В один, кажется воскресный, день нас – Мусю и меня – вызвали вдруг в гостиную. «К вам пришел ваш русский знакомый, – сказали нам, – он из города, где лечится ваша мама. Причешитесь скорее и идите, он вас ждет». С бьющимися сердцами мы сошли вниз по лестнице. В гостиной стоял нервийский Кричевский. Все тот же, высокий и плотный, с кудрявой головой, немного неловкий, с таким большим телом и такой застенчивый, точно мальчик. Весело двинулся он нам навстречу и остановился в недоумении. Он хотел что-то сказать и запнулся.

– Здравствуйте, – сказали мы вежливо и ступили к нему. Острая жалость пронзила нас. Такой добрый, приехал… Но не верит в Бога, смеется над Богом, он – враг.

– Вы очень изменились, – сказал Кот Мурлыка, бережно пожав наши руки. – Выросли. Очень. И вообще…

Он рвался через какую-то преграду.

– Ну, как вы живете? Как учитесь? Ты как, Муся? Пишешь стихи? А музыка? И ты, Мышка, тоже играешь?

– Да, и я недавно получила четыре, как Карла, и мы ходили в кондитерскую к Юрлиману. Когда четыре, нам позволяют.

Мы отвечали, и он спрашивал. Маруся попросила его сесть. Он поблагодарил, не сел.

– Я ведь так, ненадолго… – смущенно говорил он. – Да, вы так изменились! Привыкли к своему пансиону?

– Да, нам тут хорошо. А как Кошечка?

– Кошечка просила вас навестить. Она болела, теперь здорова.

– Передайте ей наш привет.

– Передам. А я тут ждал вас и думал: какие-то они стали?! А вы вон как. Это кто же? – спросил Кричевский потерянно. – Святая? – Он стоял перед маленькой статуей.

– Это, – ответила Маруся очень серьезно, – Мадонна!

– А-а-а! – протянул наш гость. – Вот вы какие. А я думал…

Ему было нечего сказать. Он стоял и смотрел на нас, и мы на него. Потерянно. Внутри – бушевало. Но этого нельзя было показать.

Он еще что-то спросил. Мы ответили. Потом он заторопился. Мы проводили его до дверей. Когда тяжелая дверь закрылась за ним и за нею раздался его уходящий шаг – Маруся резко отвернула лицо. (Плачет?) «Подглядываешь?» Но я уже ревела, как в детстве.

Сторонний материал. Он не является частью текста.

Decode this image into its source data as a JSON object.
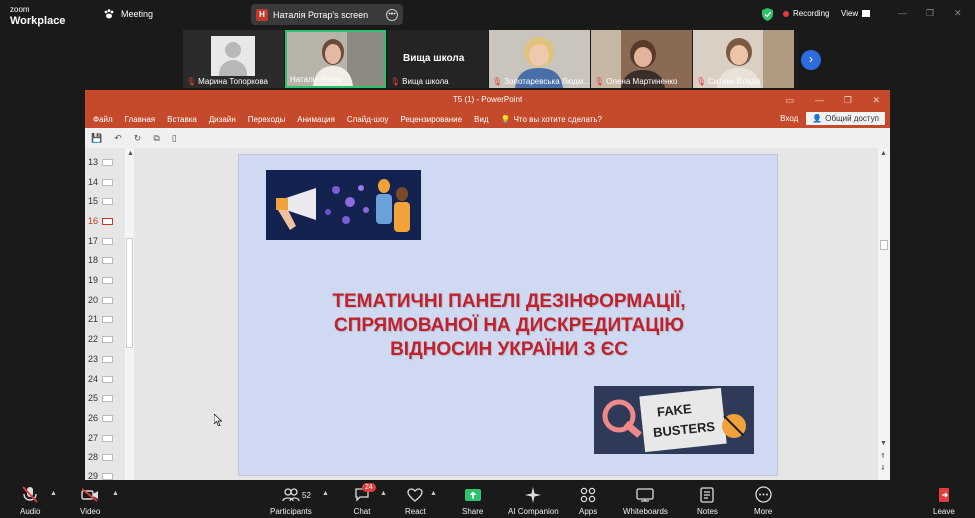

Воскресенье. Уже вечер. Дневной чай отпит как надо – Маруся и я исполняем наш долг, вольно на себя взятый: мы пережидаем, когда все, даже Терезинет с ее грациозной улыбкой, самая тихая из всех, ученая, умница, выберет свои три пирожных, – она берет из оставшихся, никогда не бежит, не хватает, – и затем мы получаем наши шесть штук, нелюбимых, почти что всегда сухих миндальных. Жарко пышут угли в столбике чугунной печки. За стеклом качаются руки платана. Он весь белый. Сегодня Бланшет не ушла домой, она с нами. Ее мама лежит в больнице.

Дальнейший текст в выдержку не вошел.